Strategy Neglect - "I may be wrong, but at least I am not confused"

Jeff Miller, former CEO of Documentum, repeats this point whenever he has a chance. He strikes a chord. A leader, above all, must point the way. Better to be pointed the wrong way than to be left aimless. After all, going the wrong way, your error will eventually become evident. Aimlessness is probably wrong too, but is harder to correct. If leadership is anything, it is about pointing the way.

But pointing the way is difficult. Organizations face conflicting demands: marketing reports on a new competitor with a dramatically different product; R&D has created a breakthrough technology, but it is behind schedule and needs more funding; legal compliance is at odds with the company's China country head, whose "entrepreneurial" actions are ramping up sales there. Leadership can seem so simple when portrayed as pointing to the top of a hill. In practice, leadership is about deciding amid sharply conflicting priorities. For that you need a strategy.

"Bill says you need a strategy." Obvious. But you would be surprised at how many companies I see that do not have direction. The problem? Let's call it strategy neglect. Meaningful strategy gives direction; you know you suffer from strategy neglect when people in your organization don't know how to resolve conflicting priorities. I'm not talking grand mission statements about changing the world, nor lengthy strategic plans packed with detail. I'm talking about a working definition of the company's goal, what it does, and how it does it - a logic that a rank-and-file employee can put into action. Maybe I finish my project a day late because our strategy depends on completing work to perfection. Or maybe I cut some corners to be on time because we're about time-to-market. Whatever the strategy, it needs to be alive in the day-to-day actions of employees. Otherwise, as in so many companies, we are left confused.

Worse yet, leaders often think they are providing direction even when they are not. Instead, they provide formal structure. Social scientists have documented that when faced with confusion, people will often turn to "formal" or "procedural" rationality - making sure we do things in a structured, appropriate way. This often means putting an organizational structure in place. We've been doing this for millennia. Historian Josh Ober documents a formal structure created under Cleisthenes in ancient Greece - rationalizing the various tribes of Athens into an elaborate hierarchical structure.

Of course, modern business leaders do this routinely. Confused? Let's have some structure. Here is the rub. Structure alone does not clear up confusion. Structure makes plain the contradictions we face. You still need strategy to help you resolve those contradictions. When we put in place structure without strategy, we can end up increasing confusion.

Take this example, kept anonymous to protect my sources. A global technology firm recently acquired another, smaller technology firm here in silicon valley. The parent company is based on another continent and has operations worldwide, often tailored to particular countries; they have complicated products, and they offer valuable services. They pay smart consultants who help them with their (voluminous) strategic plans. They have a very clear organizational structure. Yet their people are confused.

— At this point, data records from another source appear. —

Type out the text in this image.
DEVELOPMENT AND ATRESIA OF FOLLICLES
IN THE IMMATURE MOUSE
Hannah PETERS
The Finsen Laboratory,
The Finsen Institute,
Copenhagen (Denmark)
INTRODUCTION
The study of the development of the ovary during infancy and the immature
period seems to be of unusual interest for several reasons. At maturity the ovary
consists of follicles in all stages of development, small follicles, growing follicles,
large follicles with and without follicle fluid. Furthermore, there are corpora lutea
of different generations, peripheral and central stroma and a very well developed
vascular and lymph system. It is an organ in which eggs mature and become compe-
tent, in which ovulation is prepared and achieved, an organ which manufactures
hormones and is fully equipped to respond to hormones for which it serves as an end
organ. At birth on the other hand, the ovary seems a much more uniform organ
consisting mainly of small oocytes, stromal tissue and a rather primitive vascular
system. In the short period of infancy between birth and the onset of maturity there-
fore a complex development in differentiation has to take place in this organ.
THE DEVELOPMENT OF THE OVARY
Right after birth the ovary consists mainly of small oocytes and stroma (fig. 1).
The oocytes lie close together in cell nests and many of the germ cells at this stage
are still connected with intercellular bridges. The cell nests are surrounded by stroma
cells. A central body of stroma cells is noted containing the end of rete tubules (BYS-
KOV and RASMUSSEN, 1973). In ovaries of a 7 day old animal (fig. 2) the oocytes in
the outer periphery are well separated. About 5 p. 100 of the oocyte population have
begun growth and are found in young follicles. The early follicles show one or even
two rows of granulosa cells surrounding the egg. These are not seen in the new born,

Why? Ask them and they will tell you that they operate in a 3-dimensional matrix structure. Each middle manager reports equally to a country head, a product head, and a service head - in a business where these three imperatives rarely line up. The result? Making it into management in this firm means being stuck between 3 bosses who can't agree. Like a child caught up in a polygamous divorce, make any one boss happy and you have a serious problem with the other two. I asked one particularly talented manager what he was going to do. The reply: "I'm counting the days for my options to vest."

Should we blame the matrix? Not so fast. Remember, this firm faces imperatives from location and product and services. Somehow decisions have to consider all three. That's why they created their matrix. But the structure is only half the solution. Leadership still needs to point the way, to give middle managers a guide to resolve the contradictions revealed by the matrix.

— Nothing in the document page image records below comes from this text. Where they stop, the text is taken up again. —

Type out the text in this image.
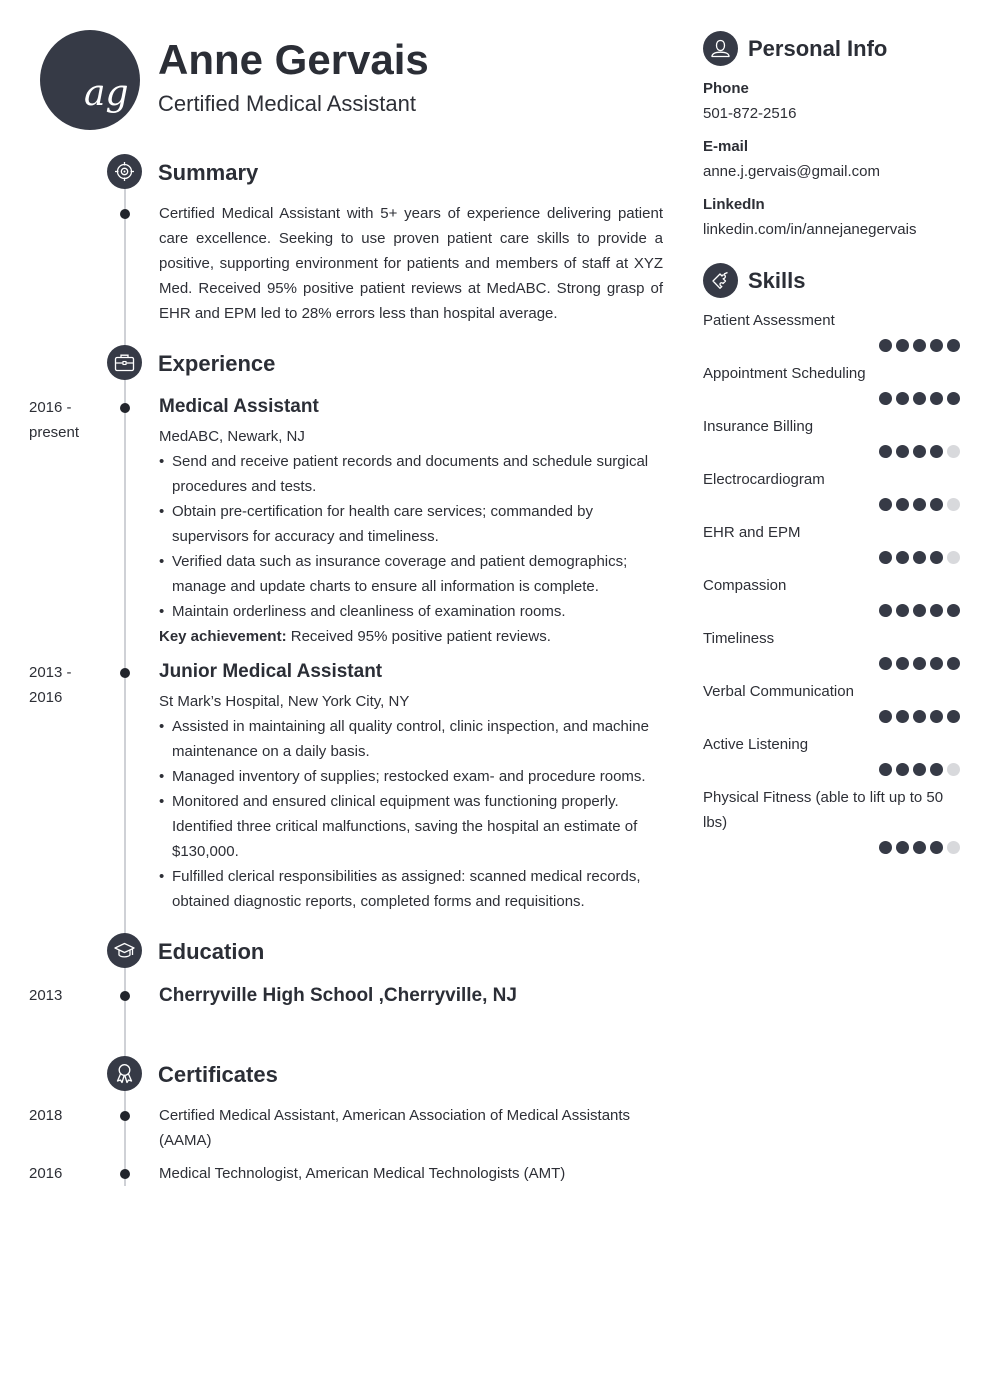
ag
Anne Gervais
Certified Medical Assistant
Summary

Certified Medical Assistant with 5+ years of experience delivering patient care excellence. Seeking to use proven patient care skills to provide a positive, supporting environment for patients and members of staff at XYZ Med. Received 95% positive patient reviews at MedABC. Strong grasp of EHR and EPM led to 28% errors less than hospital average.

Experience
2016 - present
Medical Assistant
MedABC, Newark, NJ
• Send and receive patient records and documents and schedule surgical procedures and tests.
• Obtain pre-certification for health care services; commanded by supervisors for accuracy and timeliness.
• Verified data such as insurance coverage and patient demographics; manage and update charts to ensure all information is complete.
• Maintain orderliness and cleanliness of examination rooms.
Key achievement: Received 95% positive patient reviews.
2013 - 2016
Junior Medical Assistant
St Mark’s Hospital, New York City, NY
• Assisted in maintaining all quality control, clinic inspection, and machine maintenance on a daily basis.
• Managed inventory of supplies; restocked exam- and procedure rooms.
• Monitored and ensured clinical equipment was functioning properly. Identified three critical malfunctions, saving the hospital an estimate of $130,000.
• Fulfilled clerical responsibilities as assigned: scanned medical records, obtained diagnostic reports, completed forms and requisitions.
Education
2013	Cherryville High School ,Cherryville, NJ
Certificates
2018	Certified Medical Assistant, American Association of Medical Assistants (AAMA)
2016	Medical Technologist, American Medical Technologists (AMT)
Personal Info
Phone
501-872-2516
E-mail
anne.j.gervais@gmail.com
LinkedIn
linkedin.com/in/annejanegervais
Skills
Patient Assessment
Appointment Scheduling
Insurance Billing
Electrocardiogram
EHR and EPM
Compassion
Timeliness
Verbal Communication
Active Listening
Physical Fitness (able to lift up to 50 lbs)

The problem here is not the matrix structure, it is the lack of strategic direction. Having three bosses confronts you with many choices, but it does not give you direction. Right, left, or middle? To make that choice well, you need a strategy: Not just a planning document on the shelf, but a strategy that lives in the priorities you rank every day.

Don't blame the structure. Set a course to follow. You may be wrong, but at least you will not be confused.